Jerusalem: Israel`s hawkish Premier Benjamin Netanyahu is seeking changes to the citizenship law that would require aspiring citizens to declare loyalty to the country as "a Jewish and democratic state", a move that has drawn sharp criticism from the Israeli-Arabs and Left.
Netanyahu, in the much-debated move last evening, decided to ask his ministers to mull over and approve an amendment to the Citizenship Act, mandating that all aspiring citizens would be required to pledge their allegiance not only to Israel but also to a "Jewish, democratic state", endorsing a similar proposal by Justice Minister Yaakov Ne`eman and ultra-nationalist Foreign Minister Avigdor Lieberman.
"Israel is the Jewish people`s homeland," the Prime Minister said adding, "It is so in its essence, in its government, its symbols, holidays and language, and that should be reflected by its Citizenship Act".
"Israel is a democratic country that extends full civil equality to all its citizens. This principle has always guided government policies, both domestic and foreign, and is a cornerstone of Israeli legislation," he said.

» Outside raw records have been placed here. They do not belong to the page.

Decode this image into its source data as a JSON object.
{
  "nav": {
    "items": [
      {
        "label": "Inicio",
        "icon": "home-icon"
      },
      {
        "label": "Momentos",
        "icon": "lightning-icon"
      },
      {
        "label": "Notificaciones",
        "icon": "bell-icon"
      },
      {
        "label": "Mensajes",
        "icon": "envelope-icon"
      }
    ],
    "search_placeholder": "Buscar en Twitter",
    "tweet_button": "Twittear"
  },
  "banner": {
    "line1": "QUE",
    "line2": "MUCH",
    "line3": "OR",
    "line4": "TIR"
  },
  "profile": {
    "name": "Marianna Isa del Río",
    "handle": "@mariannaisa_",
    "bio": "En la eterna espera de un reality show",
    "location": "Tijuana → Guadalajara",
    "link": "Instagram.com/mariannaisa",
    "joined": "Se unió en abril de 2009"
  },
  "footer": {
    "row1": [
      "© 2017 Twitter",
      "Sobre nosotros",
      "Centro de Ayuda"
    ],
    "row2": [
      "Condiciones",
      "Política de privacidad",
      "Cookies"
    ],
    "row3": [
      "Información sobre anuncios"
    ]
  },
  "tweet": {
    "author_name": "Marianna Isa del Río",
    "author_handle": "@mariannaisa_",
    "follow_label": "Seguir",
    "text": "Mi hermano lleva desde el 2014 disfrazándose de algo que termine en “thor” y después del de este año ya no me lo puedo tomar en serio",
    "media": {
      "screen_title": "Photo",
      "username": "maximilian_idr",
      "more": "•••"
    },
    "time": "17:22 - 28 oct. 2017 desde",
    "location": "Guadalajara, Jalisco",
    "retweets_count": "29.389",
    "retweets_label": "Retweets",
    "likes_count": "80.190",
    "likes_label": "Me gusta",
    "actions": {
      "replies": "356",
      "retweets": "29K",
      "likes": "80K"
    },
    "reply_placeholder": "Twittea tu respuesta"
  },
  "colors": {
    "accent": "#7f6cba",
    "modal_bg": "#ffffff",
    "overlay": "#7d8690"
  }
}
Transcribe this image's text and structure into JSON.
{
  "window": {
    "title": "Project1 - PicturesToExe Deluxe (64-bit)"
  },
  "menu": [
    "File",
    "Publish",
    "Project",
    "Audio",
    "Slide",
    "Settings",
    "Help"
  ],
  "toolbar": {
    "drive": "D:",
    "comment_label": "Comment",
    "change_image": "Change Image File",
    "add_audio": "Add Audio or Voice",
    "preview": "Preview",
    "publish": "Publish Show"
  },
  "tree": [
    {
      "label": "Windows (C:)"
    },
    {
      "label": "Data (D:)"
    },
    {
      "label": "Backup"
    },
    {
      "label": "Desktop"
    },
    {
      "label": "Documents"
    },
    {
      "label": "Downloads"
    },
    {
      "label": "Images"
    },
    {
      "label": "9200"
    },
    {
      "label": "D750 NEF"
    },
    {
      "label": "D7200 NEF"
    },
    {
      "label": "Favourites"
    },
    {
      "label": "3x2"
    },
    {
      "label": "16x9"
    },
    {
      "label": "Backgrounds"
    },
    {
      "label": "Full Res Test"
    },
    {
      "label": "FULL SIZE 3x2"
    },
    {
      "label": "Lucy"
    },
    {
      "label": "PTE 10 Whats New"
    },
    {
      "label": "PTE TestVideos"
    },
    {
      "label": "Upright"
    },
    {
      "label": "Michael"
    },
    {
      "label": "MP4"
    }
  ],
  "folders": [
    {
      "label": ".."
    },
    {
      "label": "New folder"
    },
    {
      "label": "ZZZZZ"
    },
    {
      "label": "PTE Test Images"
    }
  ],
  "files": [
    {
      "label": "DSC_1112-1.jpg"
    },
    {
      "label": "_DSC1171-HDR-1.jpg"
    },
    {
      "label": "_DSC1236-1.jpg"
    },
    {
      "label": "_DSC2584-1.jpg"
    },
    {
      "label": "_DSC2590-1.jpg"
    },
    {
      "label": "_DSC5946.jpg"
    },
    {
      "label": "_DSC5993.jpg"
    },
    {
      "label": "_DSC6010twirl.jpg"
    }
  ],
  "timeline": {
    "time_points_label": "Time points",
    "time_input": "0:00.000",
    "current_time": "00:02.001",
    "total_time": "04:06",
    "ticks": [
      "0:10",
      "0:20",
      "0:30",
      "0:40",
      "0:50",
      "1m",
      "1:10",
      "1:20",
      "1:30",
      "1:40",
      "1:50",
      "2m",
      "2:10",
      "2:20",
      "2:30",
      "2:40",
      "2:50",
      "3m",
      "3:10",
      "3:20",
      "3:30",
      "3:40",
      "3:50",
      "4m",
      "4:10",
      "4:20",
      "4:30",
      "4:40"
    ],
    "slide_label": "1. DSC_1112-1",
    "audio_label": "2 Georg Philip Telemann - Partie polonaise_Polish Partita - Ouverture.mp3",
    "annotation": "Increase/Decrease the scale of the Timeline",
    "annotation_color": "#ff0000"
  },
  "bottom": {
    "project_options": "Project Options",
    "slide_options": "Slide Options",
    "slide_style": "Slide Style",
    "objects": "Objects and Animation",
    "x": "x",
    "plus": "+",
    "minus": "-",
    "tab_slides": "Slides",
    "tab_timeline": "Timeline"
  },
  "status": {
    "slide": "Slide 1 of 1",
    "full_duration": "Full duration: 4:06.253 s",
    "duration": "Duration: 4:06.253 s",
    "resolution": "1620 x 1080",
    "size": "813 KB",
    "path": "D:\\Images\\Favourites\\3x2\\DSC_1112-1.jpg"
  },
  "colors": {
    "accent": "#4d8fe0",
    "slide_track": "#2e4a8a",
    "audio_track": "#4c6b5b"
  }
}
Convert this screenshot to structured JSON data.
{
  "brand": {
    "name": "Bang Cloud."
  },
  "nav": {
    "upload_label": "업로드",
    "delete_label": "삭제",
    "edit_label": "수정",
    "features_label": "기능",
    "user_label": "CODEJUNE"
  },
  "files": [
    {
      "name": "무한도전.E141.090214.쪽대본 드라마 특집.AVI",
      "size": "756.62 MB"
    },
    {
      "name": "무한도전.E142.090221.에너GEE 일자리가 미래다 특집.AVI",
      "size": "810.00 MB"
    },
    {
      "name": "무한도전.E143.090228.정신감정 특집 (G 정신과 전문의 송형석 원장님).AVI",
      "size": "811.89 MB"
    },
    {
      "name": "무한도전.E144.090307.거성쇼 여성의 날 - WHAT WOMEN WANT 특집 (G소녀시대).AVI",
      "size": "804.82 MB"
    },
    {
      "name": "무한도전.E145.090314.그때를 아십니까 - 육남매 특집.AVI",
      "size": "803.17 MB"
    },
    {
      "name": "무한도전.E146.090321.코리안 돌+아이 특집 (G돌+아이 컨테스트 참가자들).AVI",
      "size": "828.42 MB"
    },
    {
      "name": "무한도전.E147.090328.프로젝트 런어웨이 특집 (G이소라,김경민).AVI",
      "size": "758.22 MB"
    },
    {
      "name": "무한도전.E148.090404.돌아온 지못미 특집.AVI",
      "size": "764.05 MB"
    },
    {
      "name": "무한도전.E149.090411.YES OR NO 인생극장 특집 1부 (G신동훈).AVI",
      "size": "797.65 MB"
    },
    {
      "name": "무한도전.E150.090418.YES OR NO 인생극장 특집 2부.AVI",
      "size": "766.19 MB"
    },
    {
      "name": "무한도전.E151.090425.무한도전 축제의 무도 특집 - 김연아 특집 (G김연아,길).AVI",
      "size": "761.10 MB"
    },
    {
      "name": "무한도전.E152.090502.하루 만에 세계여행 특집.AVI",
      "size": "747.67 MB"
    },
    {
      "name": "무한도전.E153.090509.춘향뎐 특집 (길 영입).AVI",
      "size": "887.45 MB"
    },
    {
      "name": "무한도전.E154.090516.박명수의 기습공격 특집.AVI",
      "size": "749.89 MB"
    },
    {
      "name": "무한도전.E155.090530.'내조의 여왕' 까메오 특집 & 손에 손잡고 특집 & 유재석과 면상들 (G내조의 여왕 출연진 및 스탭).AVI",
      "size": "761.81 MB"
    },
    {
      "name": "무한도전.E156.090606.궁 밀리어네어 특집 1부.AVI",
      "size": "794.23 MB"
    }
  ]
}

This principle is expressed in the term `Jewish and democratic` and will be included in the pledge of allegiance taken by those wishing to become citizens," he argued.
The Prime Minister`s Office tried to allay fears that the decision would impact fragile peace talks with the Palestinians saying Israel`s first prerequisite in the negotiations is for recognition of the country as a Jewish state.
The Israeli Left, specially the Labour party that is supporting Netanyahu`s overwhelmingly right-wing dominated coalition, however, was caught unaware on the move and has condemned the decision.
Minister of Minority Affairs, Avishay Braverman of the Labour party, slammed the proposal calling it irresponsible and one that would isolate Israel.
"This is an infuriating, irresponsible decision which will only fuel the fires of delegitimisation against Israel worldwide. This decision will bear no benefits for Israel. All it does is sent a negative message to Arab citizens," Braverman said.
However, Lieberman`s Yisrael Beteinu party welcomed the decision saying it will fulfil a promise made to it in its coalition agreement.
"Every citizen is obligated to preserve Israel and a Jewish and democratic state, and all the more so when one aspires to become an Israeli citizen. This is a vital, basic need, especially when there are those who wish to undermine it," the party said in a statement. Former Jewish Agency chairman and opposition Kadima party lawmaker, Zeev Bielski, dubbed Netanyahu`s decision as "insulting, harmful and not enough to cement Israel`s status as a Jewish democratic state”.
Bielski added that the amendment "will cause more harm than good, and stems from the need to please radical coalition elements”.
Left wing Meretz party Chairman, Haim Oron, criticised the proposed amendment, saying "it seems the Citizenship Act was drafted in Lieberman`s image. The act portrays a xenophobic, anxious, anti-civilian Israel”.
"It is a shame that the government ignores our tragic history as Jews...," Oron said.
Arab lawmakers described the move as discriminatory that would reinforce the "inferior" status of the minorities in Israel.
"To force citizens to pledge allegiance to a Jewish Israel is a political decision rather that one of leadership. It is meant to cement the Arabs` inferior class status by law. No amendment will be able to negate the Palestinian narrative, which has been recognised worldwide," said Arab parliamentarian Ahmed Tibi.
"Netanyahu has decided to single-handedly open racist legislation season. The amendment is racist, and it will likely get the majority it needs via the two `best men` Lieberman and (Defence Minister Ehud) Barak. We`ve long been saying that the Israel law has become the guide to the world`s most sinister regimes," said Hadash chairman Mohammad Barakeh.
The Association for Civil Rights in Israel has also strongly condemned the legislation.
The proposal was "fundamentally undemocratic, it discriminates between would-be citizens on the basis of religion, and demands an ethnic minority to commit to a principle which anchors the discrimination against it," it said.
But the right wing lawmakers welcomed the move congratulating the hawkish Israeli Premier and extending full support on the issue.
The loyalty oath will however not apply to new immigrants (Jews) coming into the country under the Law of Return, nor will it apply to people who already have citizenship.
In other words, this is not the loyalty oath Lieberman campaigned for during his elections, whereby Arab citizens would have to pledge allegiance to Israel as a Jewish state.